Swiss chemical company

The Chemische Fabrik Uetikon was a medium-sized Swiss chemical company based in Uetikon am See, specializing in base chemicals, agrochemicals, fine chemicals, and water treatment.

== History ==

The company was founded in 1818 by the siblings Heinrich, Rudolf, Kaspar, and Elisabeth Schnorf as a producer of sulfuric acid and sulfates. Rudolf became its sole owner in 1838, and his son Rudolf moved into industrial production around 1850. The increase in turnover during the Franco-Prussian War allowed for various innovations, such as obtaining sulfuric acid from inexpensive pyrites. In 1881 the company acquired shares in the Perlen paper mill near Lucerne, and in 1899 it was converted into a joint-stock company.

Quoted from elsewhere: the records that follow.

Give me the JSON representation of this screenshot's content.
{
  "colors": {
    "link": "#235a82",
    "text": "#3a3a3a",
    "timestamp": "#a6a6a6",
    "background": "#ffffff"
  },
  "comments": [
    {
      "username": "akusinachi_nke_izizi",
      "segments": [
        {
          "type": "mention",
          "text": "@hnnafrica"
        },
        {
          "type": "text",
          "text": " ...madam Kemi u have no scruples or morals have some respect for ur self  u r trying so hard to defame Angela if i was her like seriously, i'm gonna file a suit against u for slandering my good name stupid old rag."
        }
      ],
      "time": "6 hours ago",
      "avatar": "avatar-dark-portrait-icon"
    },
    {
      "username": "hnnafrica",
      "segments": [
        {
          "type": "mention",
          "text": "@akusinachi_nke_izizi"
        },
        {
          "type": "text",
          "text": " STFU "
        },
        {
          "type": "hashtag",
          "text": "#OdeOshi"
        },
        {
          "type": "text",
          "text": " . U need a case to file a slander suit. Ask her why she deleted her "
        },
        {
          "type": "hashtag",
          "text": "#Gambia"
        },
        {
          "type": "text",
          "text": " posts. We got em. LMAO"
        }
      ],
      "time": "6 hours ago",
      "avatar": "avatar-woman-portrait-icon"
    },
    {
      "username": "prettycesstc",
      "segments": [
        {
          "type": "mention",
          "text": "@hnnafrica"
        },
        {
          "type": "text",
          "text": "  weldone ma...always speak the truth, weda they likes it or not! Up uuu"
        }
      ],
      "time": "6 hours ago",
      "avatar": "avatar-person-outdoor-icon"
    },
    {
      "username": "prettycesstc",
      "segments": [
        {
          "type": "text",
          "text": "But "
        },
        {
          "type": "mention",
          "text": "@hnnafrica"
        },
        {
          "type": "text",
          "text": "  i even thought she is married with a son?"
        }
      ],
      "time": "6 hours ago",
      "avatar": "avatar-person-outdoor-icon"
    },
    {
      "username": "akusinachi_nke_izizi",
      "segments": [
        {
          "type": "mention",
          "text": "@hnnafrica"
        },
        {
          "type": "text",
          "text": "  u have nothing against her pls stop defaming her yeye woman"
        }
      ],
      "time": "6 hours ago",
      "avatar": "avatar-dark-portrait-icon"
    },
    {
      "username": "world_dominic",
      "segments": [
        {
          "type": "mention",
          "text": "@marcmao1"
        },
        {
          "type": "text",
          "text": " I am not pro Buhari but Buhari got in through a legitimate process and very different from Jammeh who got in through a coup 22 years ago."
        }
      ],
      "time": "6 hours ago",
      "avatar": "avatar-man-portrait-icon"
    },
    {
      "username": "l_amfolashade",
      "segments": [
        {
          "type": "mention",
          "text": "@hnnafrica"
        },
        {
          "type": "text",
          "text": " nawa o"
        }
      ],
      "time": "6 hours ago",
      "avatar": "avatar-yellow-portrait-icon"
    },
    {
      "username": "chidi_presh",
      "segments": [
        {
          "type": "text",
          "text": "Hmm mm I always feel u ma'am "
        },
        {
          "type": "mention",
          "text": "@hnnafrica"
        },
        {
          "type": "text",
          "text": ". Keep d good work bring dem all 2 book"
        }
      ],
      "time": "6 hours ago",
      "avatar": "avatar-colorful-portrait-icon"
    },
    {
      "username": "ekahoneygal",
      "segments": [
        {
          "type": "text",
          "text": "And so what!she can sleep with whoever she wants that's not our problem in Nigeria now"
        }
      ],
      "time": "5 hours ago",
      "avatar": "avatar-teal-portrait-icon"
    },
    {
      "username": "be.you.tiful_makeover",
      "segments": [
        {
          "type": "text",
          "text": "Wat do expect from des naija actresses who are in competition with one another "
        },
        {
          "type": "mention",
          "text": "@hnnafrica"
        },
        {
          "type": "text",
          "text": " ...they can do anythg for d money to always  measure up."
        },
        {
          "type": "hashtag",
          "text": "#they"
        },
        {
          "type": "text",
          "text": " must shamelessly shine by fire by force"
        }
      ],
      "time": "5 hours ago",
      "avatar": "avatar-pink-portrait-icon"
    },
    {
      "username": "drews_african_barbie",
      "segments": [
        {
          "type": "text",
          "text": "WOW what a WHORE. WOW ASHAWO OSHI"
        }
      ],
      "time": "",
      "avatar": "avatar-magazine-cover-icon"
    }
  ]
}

In the 1960s the firm became the largest producer of sulfuric acid in Switzerland, with 80,000 tonnes per year. The CPH Chemie und Papier Holding AG was founded in Lucerne in 1971. By 1990 the Chemische Fabrik Uetikon, restructured as CU Chemie Uetikon AG, had consolidated turnover of over 100 million francs. In 1999, including subsidiaries, turnover was about 169.6 million francs, and the company employed 408 people, around 190 of them at the parent company.